United Lincolnshire Hospitals NHS Trust chief executive Jan Sobieraj told Lincolnshire Reporter that he had spent more time with his EU colleagues following the Brexit vote to reassure them that they were valued members of staff.
He also called on the government to clarify the status of migrants working in hospitals over the next few years, and if the trust would continue to be able to recruit from the continent.

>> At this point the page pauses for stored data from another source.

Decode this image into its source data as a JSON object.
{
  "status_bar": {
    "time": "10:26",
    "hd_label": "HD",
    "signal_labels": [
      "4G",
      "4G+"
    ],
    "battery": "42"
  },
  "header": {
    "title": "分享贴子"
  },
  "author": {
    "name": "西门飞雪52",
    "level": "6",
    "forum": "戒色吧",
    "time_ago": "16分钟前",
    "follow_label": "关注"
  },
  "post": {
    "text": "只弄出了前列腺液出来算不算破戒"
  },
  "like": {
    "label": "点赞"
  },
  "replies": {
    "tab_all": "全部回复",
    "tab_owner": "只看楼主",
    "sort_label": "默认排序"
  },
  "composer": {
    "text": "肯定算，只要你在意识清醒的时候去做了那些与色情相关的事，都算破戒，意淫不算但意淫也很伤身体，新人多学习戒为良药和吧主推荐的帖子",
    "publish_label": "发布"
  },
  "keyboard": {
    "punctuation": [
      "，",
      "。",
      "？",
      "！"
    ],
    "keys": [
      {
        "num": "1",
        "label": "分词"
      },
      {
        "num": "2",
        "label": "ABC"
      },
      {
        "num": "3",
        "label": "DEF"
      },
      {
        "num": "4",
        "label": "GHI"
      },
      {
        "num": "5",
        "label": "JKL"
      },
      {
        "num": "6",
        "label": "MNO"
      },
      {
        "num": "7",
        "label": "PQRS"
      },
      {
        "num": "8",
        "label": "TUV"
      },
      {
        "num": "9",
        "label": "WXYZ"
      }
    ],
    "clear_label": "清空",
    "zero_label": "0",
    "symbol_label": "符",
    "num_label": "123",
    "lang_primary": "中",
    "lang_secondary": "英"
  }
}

He said: “When the decision came about last summer to leave the EU, I spent a lot of time with our European workers who felt very vulnerable.
“They didn’t feel wanted, they felt vulnerable, they felt like they’d probably lose the opportunity to work here going forward.
“There’s still that uncertainty with Article 50.
“They’d rather go back to their own countries at a time of their choosing and on their terms.
“We are seeing a small number of our staff going back to their own countries.
“That’s really damaging.”
The chief executive cited a recent conversation on a hospital ward in the county, highlighting the new recruitment and retention challenges.
“I went on a ward recently and said ‘I understand that you’re getting two new nurses.’
“He said ‘yeah but I’m losing two back to Europe’.
“So the net effect is zero.”
“If the rules do not allow our current staff to stay, or don’t allow migrants to come in with special status, then I’ll think we’ll be in a worse place, absolutely.”